Se concentró en el Moniteur. Traía los nombres de los 629 diputados y los 117 pares. Los tendría en París el día siguiente, la fecha señalada para que se constituyeran las cámaras con acuerdo a l’Acte Additionnel. La mayoría mostraba tendencias liberales, próximas a los postulados de La Fayette. Fouché no creía que formaran una fracción decisiva, pues el número de jacobinos superaba con holgura los doscientos, a los que, llegado el caso, se les podrían agregar unos cien bonapartistas, que por algo puso cuidado en que consiguieran sus actas. La cámara, conforme a ese diseño, sería tan manipulable como ruidosa. Un fragor suficiente para dar la impresión de que la Democracia gobernaba. Estaba seguro de contar con suficientes diputados para ganar las votaciones importantes. Las otras, que deberían habilitarse para guardar las formas, daría igual que se perdieran o no.

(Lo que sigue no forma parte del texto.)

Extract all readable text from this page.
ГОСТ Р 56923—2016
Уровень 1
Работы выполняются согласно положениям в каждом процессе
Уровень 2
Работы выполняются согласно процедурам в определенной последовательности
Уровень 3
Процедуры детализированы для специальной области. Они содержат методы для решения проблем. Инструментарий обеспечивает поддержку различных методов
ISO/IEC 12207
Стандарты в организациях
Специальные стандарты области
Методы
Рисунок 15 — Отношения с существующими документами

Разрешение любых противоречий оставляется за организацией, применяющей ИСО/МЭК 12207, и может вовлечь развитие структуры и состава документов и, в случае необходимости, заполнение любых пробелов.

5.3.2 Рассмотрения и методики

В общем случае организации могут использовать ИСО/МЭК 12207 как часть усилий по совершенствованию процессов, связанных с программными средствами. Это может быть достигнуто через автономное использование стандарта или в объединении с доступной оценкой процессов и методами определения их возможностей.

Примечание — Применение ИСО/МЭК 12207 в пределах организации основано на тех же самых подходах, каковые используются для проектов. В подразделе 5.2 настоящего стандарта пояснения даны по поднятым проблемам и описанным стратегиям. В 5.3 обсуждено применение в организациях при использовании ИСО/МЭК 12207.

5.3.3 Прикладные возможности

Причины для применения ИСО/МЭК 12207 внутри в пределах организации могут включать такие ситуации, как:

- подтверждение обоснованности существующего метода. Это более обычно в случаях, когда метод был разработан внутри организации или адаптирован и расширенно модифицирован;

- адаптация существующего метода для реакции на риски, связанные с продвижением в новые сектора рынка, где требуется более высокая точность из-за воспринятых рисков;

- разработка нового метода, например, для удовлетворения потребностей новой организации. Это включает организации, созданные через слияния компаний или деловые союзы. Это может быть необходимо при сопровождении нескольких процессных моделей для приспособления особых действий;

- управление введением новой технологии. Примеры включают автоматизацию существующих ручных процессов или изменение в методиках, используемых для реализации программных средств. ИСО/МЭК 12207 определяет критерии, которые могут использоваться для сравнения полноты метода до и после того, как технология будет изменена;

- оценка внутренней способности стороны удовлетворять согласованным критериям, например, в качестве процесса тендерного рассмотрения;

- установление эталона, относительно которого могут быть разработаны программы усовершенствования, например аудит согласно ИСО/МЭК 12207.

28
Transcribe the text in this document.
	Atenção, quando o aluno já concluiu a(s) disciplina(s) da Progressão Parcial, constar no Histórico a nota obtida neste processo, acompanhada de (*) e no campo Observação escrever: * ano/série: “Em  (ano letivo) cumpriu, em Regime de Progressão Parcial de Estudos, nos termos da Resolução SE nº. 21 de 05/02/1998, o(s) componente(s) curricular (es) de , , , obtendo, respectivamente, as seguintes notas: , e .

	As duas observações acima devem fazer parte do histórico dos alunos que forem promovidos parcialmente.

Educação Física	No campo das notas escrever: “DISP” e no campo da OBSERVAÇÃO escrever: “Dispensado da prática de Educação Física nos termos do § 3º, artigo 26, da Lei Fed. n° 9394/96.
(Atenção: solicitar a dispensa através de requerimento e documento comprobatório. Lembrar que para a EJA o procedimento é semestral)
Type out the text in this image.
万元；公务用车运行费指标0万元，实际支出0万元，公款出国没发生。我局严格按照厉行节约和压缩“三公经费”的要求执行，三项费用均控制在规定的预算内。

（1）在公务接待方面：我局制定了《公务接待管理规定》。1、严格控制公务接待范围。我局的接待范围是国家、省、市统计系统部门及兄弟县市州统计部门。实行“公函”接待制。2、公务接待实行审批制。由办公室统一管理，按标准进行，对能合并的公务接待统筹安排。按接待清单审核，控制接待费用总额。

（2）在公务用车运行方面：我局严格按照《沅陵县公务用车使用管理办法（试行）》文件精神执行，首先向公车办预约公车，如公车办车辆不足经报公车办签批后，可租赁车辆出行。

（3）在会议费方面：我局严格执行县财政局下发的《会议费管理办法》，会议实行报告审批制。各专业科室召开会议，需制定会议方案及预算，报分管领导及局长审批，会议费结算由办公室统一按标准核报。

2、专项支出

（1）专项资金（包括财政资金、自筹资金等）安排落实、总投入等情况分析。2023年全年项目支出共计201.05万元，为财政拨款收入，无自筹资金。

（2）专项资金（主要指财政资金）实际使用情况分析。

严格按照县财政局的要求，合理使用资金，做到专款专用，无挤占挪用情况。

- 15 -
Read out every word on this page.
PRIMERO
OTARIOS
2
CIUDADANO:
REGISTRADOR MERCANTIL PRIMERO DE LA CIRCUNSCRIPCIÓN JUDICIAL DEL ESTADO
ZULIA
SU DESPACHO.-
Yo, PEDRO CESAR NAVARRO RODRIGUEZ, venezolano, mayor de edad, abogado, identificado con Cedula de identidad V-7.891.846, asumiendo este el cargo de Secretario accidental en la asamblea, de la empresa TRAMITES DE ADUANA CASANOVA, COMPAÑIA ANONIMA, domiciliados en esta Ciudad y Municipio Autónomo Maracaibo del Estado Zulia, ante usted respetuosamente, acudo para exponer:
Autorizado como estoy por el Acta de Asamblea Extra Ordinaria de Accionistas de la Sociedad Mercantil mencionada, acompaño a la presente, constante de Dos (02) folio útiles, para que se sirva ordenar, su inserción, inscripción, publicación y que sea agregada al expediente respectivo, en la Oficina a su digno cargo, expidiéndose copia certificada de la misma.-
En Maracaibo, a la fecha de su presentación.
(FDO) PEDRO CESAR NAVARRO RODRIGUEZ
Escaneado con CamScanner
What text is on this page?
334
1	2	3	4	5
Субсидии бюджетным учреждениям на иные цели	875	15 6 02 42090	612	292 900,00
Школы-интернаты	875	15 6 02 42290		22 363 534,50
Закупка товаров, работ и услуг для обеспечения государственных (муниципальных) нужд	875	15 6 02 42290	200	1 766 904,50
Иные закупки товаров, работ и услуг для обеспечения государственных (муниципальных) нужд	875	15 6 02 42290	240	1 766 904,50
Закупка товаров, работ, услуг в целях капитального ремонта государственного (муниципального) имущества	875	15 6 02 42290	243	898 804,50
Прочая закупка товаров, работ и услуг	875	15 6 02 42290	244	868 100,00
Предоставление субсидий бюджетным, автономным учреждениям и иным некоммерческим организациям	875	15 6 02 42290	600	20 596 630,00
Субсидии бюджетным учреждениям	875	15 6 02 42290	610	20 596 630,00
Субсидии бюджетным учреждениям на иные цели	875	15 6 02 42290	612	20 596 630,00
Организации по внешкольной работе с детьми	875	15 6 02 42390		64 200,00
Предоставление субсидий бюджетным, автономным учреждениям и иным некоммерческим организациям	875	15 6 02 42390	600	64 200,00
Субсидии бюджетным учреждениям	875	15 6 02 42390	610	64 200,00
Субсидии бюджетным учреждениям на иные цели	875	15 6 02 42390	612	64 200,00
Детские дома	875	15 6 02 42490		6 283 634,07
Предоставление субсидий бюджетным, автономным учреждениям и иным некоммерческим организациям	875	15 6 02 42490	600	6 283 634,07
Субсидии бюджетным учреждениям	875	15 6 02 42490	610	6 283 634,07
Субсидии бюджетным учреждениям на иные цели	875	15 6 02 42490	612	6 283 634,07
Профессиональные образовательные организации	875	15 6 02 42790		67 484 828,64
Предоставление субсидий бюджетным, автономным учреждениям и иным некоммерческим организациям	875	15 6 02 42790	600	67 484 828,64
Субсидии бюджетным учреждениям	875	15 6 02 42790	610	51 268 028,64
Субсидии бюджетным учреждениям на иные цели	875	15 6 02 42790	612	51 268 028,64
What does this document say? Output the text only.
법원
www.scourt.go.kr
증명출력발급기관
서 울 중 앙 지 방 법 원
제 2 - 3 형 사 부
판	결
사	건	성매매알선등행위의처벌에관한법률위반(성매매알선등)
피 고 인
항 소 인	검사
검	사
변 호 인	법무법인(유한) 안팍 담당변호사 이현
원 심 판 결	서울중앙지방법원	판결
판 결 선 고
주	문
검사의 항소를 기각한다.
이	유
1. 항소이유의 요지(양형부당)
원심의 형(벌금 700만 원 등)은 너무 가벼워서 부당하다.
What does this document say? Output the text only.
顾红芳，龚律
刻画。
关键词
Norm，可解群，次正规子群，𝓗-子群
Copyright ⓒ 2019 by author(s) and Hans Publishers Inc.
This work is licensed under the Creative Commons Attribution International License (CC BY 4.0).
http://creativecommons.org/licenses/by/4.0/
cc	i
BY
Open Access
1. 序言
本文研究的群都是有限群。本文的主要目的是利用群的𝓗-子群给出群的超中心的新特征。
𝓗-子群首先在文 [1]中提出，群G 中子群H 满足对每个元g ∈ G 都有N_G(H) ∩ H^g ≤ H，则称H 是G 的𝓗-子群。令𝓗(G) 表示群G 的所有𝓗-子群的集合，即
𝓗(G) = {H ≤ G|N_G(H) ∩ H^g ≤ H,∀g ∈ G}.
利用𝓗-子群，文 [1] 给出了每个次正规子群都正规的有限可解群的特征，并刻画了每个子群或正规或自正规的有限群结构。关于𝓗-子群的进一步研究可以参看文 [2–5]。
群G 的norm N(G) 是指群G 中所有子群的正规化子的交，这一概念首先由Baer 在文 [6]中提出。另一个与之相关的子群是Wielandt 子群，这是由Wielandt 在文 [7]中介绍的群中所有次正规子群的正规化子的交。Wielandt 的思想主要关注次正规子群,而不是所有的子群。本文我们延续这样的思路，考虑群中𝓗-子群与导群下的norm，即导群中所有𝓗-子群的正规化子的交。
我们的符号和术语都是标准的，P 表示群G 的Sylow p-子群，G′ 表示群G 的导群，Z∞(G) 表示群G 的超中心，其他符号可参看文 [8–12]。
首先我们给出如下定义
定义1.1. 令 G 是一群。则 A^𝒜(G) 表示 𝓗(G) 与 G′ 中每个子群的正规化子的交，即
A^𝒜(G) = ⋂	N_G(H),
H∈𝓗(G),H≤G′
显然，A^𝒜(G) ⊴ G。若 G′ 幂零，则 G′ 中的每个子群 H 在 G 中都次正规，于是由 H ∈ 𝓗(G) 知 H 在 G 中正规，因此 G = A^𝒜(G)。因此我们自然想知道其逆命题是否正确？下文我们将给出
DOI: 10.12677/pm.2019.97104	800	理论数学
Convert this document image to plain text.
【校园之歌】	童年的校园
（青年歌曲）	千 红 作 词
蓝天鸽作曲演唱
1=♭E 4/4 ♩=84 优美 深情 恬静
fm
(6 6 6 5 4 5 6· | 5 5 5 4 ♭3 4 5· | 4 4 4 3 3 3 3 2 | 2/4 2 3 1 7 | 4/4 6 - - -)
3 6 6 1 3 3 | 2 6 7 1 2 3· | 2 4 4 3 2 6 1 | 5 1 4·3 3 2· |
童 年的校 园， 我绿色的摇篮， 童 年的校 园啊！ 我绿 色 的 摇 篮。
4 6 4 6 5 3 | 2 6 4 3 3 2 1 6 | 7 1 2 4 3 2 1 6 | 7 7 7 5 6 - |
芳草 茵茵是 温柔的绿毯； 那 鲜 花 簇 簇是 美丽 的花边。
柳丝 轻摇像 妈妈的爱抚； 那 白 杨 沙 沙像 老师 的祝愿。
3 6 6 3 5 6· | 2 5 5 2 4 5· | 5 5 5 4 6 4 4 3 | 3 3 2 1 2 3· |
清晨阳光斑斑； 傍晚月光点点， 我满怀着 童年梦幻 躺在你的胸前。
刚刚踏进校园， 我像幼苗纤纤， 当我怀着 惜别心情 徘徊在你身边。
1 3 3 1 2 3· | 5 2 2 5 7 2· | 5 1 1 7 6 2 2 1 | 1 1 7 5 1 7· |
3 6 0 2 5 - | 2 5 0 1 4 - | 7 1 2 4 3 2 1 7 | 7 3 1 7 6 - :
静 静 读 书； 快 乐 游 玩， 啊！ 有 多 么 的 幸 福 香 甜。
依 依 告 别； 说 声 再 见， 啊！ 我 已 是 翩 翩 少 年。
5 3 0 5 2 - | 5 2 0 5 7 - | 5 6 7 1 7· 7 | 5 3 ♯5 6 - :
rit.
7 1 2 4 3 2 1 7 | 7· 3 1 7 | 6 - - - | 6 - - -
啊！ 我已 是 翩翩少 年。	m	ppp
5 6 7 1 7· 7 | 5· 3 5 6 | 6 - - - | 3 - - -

Con los 117 pares no había problema, pues todos le debían el escaño. Sus hermanos (Joseph, Lucien, Louis y Jérôme) formaban junto a Beauharnais, Cambacérès, Lebrun, el cardenal Fesch, los mariscales Suchet, Brune, Soult, Masséna, Moncey, Davout, Grouchy, Jourdan y Ney, los generales Lefebvre, Clauzel, Cambronne, Drouot, Flahaut, Drouet, Girard, La Bédoyère, Mouton, Rapp, Mortier, Pajol y Kellerman, y los ministros Maret, Carnot, Gaudin, Decrès, Mollien, Caulaincourt y el propio Fouché, además de otros notorios partidarios de su causa. Serían, en conjunto, dos cámaras fáciles de manejar; podría gobernar, por lo tanto, como lo había hecho siempre. Con ellas cerraba la cuadratura del círculo político, la de contar con la constitución más adelantada, una cámara electa representativa pero sometida y un senado amaestrado. Un panorama idílico, pero sus tripas le decían que no, que algo no iba bien o no estaba debidamente diseñado. La clave no se le ocultaba: la condenada pandilla estaría siempre a favor mientras todo fuera bien, pero a poco que llegaran malas noticias serían los primeros en saltar por la borda, como las ratas que a fin de cuentas eran. Se preguntaba si aquel esfuerzo habría valido de algo. Si tiró por aquel camino fue por mostrar al mundo que volvía del exilio convertido en un demócrata, pero ni dentro ni fuera de Francia se lo habían creído. Dentro, porque los índices de abstención eran clamorosos. Fuera, porque a la vuelta de nada se las vería con seiscientos mil hombres, contra los que no podía oponer ni la mitad. Era desalentador, pero su vida y su carrera jamás fueron fáciles. Lo que tenía por delante sólo era un peldaño. El más elevado, y además sabiendo que la escalera no acababa tras él. Habría más, muchos más y aún más empinados; era inevitable preguntarse si merecía la pena subirlos. La idea de un retiro en Estados Unidos convertido en riquísimo terrateniente, mientras su hijo reinaba en una Francia gobernada por un consejo de regencia fiel a sus ideas, no dejaba de rondarle la cabeza. La suya y las de sus próximos. La de Lucien, sobre todo. Le había propuesto que abdicara y se marchase, a fin de librar al país de una guerra que no podría ganar y en la seguridad de que Inglaterra, si así conseguía neutralizarle sin sangre, sería la primera en aceptar el trato. Si pudiera confiar en eso no lo dudaría, pero con Liverpool en Downing Street era imposible. Su destino, lo quisiera o no, estaba en sus manos. Salvo si vencía él.